I knew I had made a mistake before I even took a step. It keeps coming back to this, I thought as I slowly stumbled down the street. Jace. I knew I couldn't really be with Magnus until I was completely over Jace.

But he was my best friend, and deep down I was already aware that there was no possibility of it ever happening. My own stupid dreams and a hopeless crush starting at age twelve had led to this.

Looking back one last time, I saw Magnus staring at me. Go back, I thought and I almost fully turned and ran to him, but I had to figure my own problems out first. Magnus didn't deserve someone as messy as me.

I couldn't torture him like that.

So, I walked home, back to the dorm, promising myself that I would make things right again. I would get over Jace, and I would fight for Magnus, fight for him as hard as he had fought for me. Even if it completely destroyed me.

It was late, and I expected Jace to be out, partying somewhere with Clary. I swung the door open, utterly exhausted. It had been a nice couple of days, staying at Magnus's, but now it was time to come back to reality.

The lights were off and it was pitch black, so you can imagine my panic when I heard Jace shout. "Alec! You're back!" and then to basically tackled me to the ground in a bear hug.

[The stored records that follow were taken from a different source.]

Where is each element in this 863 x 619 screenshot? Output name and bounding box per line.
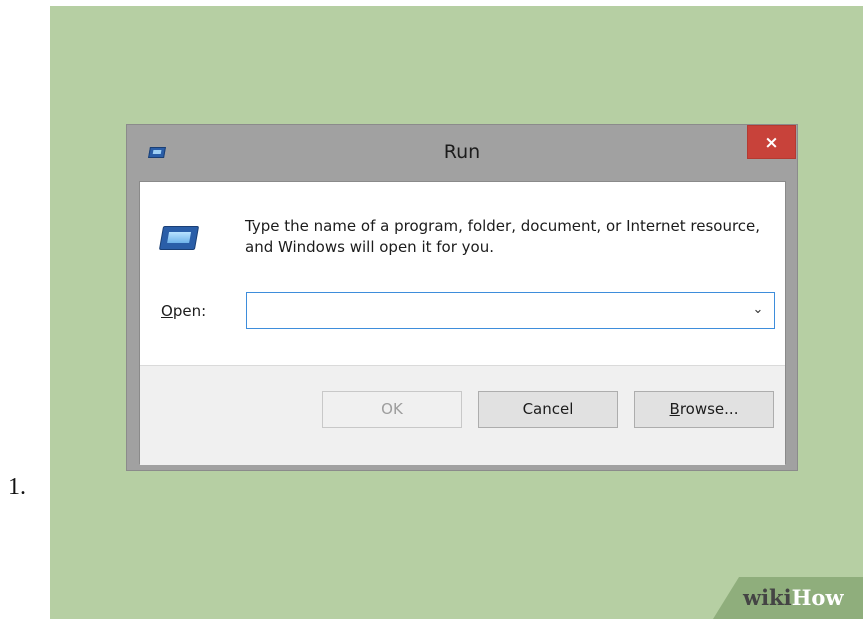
open-input[interactable] [247,293,737,328]
title-bar[interactable]: Run × [127,125,797,181]
watermark-wiki: wiki [743,585,792,610]
dialog-title: Run [443,141,481,163]
wikihow-watermark: wikiHow [713,577,863,619]
open-label-accel: O [161,302,173,320]
browse-rest: rowse... [679,400,739,418]
watermark-how: How [791,585,844,610]
browse-accel: B [669,400,680,418]
run-program-icon [158,226,200,250]
dialog-body: Type the name of a program, folder, docu… [139,181,786,465]
close-icon: × [764,133,779,153]
ok-button[interactable]: OK [322,391,462,428]
open-label: Open: [161,302,206,320]
list-number: 1. [8,474,26,500]
chevron-down-icon[interactable]: ⌄ [748,300,768,320]
run-dialog: Run × Type the name of a program, folder… [126,124,798,471]
instruction-text: Type the name of a program, folder, docu… [245,217,761,256]
open-combobox[interactable]: ⌄ [246,292,775,329]
cancel-button[interactable]: Cancel [478,391,618,428]
illustration-canvas: Run × Type the name of a program, folder… [50,6,863,619]
open-label-rest: pen: [172,302,207,320]
browse-button[interactable]: Browse... [634,391,774,428]
close-button[interactable]: × [747,125,796,159]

"Jace," I replied, a bit confused, hugging him back. I had expected something more along the lines of a cold shoulder, or complete and utter disgust. This was the opposite of every scenario I had imagined before.

He squeezed me tightly. "I missed you, he said softly, patting my shoulder as he pulled away. I couldn't stop myself from blushing.

I scratched the back of my neck awkwardly. "So," I began, trailing off and desperately hoping that Jace would start the awkward conversation I knew we were about to have.

"Alec," he said, "I've always known."

I raised an eyebrow. Was it really that obvious? I mean, unless the people around me had a stellar gaydar, I didn't know what made it so obvious.

"I knew you were, uh..."

"Gay," I finished for him, with a sigh.

He nodded and smiled, his signature smirk, to be specific. "Yeah," he said. "I knew you were gay. I guess- well, I didn't know you were in love." He stopped, looking at me with his eyes wide with anxiety. "In love with me."

Yeah. Extremely awkward.

"It's okay," I said, though, it wasn't okay. I didn't know if I was still in love with him. I knew I still had feelings for him, but I had a connection with Magnus. Magnus made me feel something that I had never felt before. I liked to imagine that what Magnus made me feel was love.

But I'm not a certain person, and I never promised to be one. So, now, I had gotten myself stuck. Stuck between my best friend, and my boyfriend; parts of me wanted to believe that one was my soulmate, but I didn't know.

"Don't lie, Alec." He brushed off the shoulder of his faded leather jacket. As always, Jace liked to make sure his image was always upheld, even if it was just me around.